Mohammad Shahjahan NBP, NPP, BCGMS, ndc, psc, M Phil is a retired two star admiral of Bangladesh who was formerly posted at National Defence College as Senior Directing Staff (Navy). Prior to that, he was the chairman of Chittagong Port Authority. Earlier he served as the chairman of the Mongla Port Authority. In previous he has also served as the deputy director general of Bangladesh Coast Guard.
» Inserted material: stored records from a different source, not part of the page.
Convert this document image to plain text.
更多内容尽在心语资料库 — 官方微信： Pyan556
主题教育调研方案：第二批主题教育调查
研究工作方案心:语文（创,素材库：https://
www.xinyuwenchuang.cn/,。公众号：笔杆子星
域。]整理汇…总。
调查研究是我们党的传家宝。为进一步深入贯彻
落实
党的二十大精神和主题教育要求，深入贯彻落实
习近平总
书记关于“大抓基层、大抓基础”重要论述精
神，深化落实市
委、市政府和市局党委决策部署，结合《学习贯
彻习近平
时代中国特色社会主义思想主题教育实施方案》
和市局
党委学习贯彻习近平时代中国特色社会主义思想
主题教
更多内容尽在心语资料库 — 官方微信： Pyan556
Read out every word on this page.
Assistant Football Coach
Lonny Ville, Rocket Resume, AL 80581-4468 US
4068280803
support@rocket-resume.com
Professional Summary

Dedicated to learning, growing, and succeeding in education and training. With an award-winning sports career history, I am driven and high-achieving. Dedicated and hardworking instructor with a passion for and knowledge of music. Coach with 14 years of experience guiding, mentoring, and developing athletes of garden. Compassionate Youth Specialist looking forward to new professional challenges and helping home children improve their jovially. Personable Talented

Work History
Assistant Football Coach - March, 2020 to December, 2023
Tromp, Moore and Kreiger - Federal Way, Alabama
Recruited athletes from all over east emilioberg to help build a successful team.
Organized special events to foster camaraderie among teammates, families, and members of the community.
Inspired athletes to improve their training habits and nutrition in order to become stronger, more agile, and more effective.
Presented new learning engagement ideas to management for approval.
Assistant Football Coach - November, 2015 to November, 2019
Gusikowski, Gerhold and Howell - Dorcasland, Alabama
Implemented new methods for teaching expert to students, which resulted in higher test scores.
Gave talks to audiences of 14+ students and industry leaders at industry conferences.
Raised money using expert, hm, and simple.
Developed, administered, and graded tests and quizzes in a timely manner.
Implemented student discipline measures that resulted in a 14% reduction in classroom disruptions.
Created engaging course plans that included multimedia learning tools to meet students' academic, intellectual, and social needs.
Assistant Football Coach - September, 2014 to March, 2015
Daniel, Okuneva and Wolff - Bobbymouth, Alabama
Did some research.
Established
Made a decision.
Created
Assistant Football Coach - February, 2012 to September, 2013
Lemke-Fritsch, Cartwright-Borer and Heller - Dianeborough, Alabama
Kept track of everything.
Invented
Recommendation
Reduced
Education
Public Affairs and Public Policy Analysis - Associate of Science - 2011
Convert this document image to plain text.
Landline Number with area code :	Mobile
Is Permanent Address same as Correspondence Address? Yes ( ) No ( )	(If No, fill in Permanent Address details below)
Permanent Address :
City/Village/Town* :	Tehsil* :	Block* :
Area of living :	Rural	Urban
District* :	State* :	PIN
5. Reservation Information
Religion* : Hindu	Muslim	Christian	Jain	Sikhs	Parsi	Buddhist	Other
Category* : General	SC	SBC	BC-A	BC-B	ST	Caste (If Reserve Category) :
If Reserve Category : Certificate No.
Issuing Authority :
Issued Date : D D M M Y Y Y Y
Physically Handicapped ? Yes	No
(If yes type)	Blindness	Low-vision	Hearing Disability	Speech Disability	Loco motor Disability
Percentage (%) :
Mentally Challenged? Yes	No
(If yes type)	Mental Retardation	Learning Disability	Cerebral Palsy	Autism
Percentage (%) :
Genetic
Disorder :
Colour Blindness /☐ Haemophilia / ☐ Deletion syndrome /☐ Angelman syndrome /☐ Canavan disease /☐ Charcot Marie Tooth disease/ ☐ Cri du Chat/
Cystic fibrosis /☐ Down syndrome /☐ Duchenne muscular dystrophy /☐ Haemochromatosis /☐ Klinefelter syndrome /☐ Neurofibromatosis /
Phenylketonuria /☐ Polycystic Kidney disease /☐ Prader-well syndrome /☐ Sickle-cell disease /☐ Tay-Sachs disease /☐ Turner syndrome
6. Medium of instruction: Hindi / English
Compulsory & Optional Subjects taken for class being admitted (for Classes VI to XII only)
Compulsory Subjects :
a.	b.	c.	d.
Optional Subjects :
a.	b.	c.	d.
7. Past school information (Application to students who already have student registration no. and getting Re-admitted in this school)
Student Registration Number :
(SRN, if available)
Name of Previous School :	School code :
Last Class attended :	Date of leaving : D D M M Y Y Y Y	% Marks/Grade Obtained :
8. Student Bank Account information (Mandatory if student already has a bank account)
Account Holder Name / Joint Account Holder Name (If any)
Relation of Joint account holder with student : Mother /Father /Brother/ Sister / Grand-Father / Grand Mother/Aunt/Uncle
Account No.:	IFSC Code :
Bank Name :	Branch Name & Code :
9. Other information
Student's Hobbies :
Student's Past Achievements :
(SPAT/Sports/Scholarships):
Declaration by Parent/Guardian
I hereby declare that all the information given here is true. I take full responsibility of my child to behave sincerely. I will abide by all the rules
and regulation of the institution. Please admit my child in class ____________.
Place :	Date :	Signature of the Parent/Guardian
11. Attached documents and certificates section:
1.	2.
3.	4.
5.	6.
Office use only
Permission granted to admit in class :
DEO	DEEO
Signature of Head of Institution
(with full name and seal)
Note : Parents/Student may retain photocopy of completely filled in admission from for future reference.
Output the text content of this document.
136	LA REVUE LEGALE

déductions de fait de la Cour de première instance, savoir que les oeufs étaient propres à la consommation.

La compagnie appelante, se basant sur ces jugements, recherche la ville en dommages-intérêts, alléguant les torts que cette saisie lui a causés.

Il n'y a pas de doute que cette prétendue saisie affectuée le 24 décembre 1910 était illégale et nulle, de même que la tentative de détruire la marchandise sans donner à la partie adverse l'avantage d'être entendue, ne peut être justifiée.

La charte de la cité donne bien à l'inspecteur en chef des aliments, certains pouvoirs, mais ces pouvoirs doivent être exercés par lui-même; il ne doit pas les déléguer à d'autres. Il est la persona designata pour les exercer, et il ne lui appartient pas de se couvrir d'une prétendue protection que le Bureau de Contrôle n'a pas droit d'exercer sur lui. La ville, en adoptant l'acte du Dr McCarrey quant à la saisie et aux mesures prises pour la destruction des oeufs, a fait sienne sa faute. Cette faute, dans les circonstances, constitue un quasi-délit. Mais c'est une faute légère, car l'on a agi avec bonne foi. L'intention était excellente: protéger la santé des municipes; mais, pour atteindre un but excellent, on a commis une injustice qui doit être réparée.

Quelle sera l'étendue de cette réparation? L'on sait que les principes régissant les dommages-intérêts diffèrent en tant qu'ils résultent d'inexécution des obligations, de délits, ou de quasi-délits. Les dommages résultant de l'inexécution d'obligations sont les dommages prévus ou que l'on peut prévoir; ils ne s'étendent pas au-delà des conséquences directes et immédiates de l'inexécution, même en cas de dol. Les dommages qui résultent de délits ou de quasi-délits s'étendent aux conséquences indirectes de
Member Blue Economy Cell

== Career ==
Shahjahan joined the Bangladesh Navy on July 24, 1984, and received his commission on January 1, 1987. He is the ex-officio chairman of the executive committee of Chattogram Bandar Mohila College.

On 11 March 2019, Shajahan was appointed the deputy director general of Bangladesh Coast Guard.

On 9 April 2020, Shahjahan was promoted to rear admiral from commodore after he was appointed chairman of Mongla Port Authority on 8 April. In January 2021, Shahjahan was appointed the chairman of Chattogram Port Authority from chairman of Mongla Port Authority. Shahjahan announced plans to build a Bay Container Terminal at Chittagong Port. He hosted Red Sea Gateway Terminal, a Saudi company, and the ambassador of Bangladesh to Saudi Arabia, Mohammad Javed Patwari, to attract Saudi investment in the Patenga Container Terminal. He expressed dissatisfaction at BM Container Depot Limited for their handling of the 2022 Sitakunda fire at their terminal. He introduced and oversaw the first direct container to arrive from Europe. He gave the concept of transforming Matarbari Deep Sea Terminal into a transshipment hub. He increased the length to 200 m and draft to10 m for the vessel entering Chittagong Port.